Moreover, the treatment of injury (conservative vs. surgical) is associated with different return to sport rates and RSI scores. Athletes who underwent non-surgical treatment presented not only with a higher RSI score, but also reached their initial performance levels faster. When focusing on the conservative (non-surgical) treatment, athletes with and without return to sport presented with similar high mean RSI scores. These results could lead to the assumption that athletes who underwent surgery might present with a worse mental response compared to athletes who did not undergo surgical treatment. In other words, more serious injuries have a more significant impact on the psychological health of athletes. Despite the treatment, Gerometta et al. established a validated modification of the ACL-RSI score to reproducibly assess the return to sport after shoulder instability [15]. However, the study did not further evaluate group-specific differences between surgical and conservative treatments.

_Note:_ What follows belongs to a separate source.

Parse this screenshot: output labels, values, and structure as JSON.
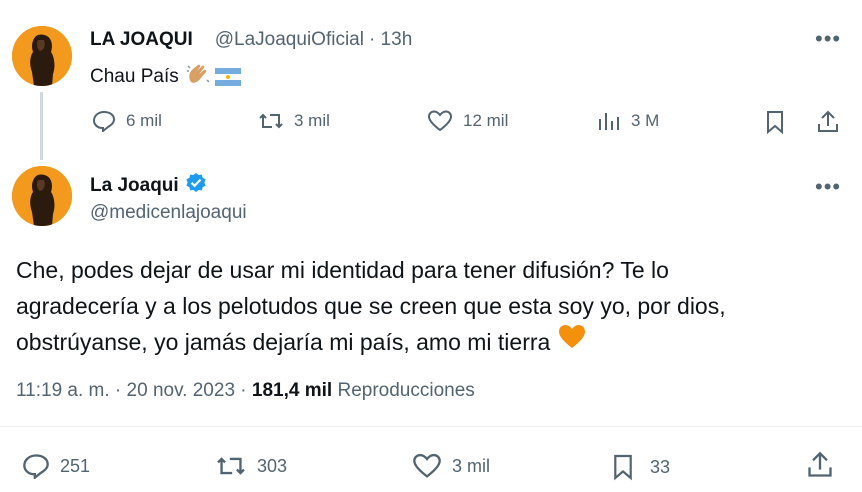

In literature, gender differences in terms of return to sport have been explored [22]. Several authors mention the relationship between male athletes and a better psychological response after ACL injuries [7, 13, 23]. This is supported by our study, which found significantly higher RSI scores for male compared to female judokas. This trend gains further validity in the subgroups with return to sport and without return to sport, with the most significant gender differences seen in return to sport after a time loss of more than 9 months. These findings could emphasize that compared to their male counterparts, female athletes are more prone to a negative psychological response after long periods of time away from their sport.

Limitations

The study contains limitations that should be mentioned. First, not all participants completed a standardized, validated questionnaire. Only the participants with injuries to their knees or shoulders completed the validated version of the questionnaire [15, 18]. The remaining participants received a modified version in which their location of injury was substituted in the questions; similar approaches to this have been found in the existing literature [15, 16, 21]. Another limitation of the study is that the data was collected retrospectively, which can lead to the over or underreporting of injuries. Furthermore, in addition to national sports association websites, participants were recruited through social media outlets such as Facebook and Instagram. Although Whitaker et al. describe this as a useful tool for participant recruitment, they simultaneously point to the fact that this method does not reach every target group to a similar degree. Using social media outlets subjects the study to an overrepresentation of younger participants [24]. Self-reported data can imply a potential for over- or under-reporting of specific diagnoses. A selection bias might also exist due to the online survey as only younger people might use this tool and thus older people are less represented in the study. With regards to the relationship between RSI score and return to sport levels, the study cannot conclusively demonstrate whether a low RSI score is the reason for a lower return to sport level or if a low return to sport level is the reason for a lower RSI score. Lastly, possible factors such as re-injury or complications during the rehabilitation process were not considered. This could also lead to a bias.

Conclusion

When assessing return to sport and the athlete’s psychological response using a modified RSI score resp. for judokas, differences in scores arise based on the athletes’ level of performance, gender, and injury location. Regardless of the type of injury, there is a clear correlation between the psychological state of an athlete and the return to sport for injuries that cause a longer time loss from sporting activity. Though psychological interventions are not part of rehabilitation treatment yet, they should be considered during the rehabilitation process. Since the study does not distinguish whether the results of the RSI score are influenced by the results of the return to sport or whether the results of the return to sport are influenced by the results of the RSI score, further studies should be conducted to analyze this relationship in a prospective setting.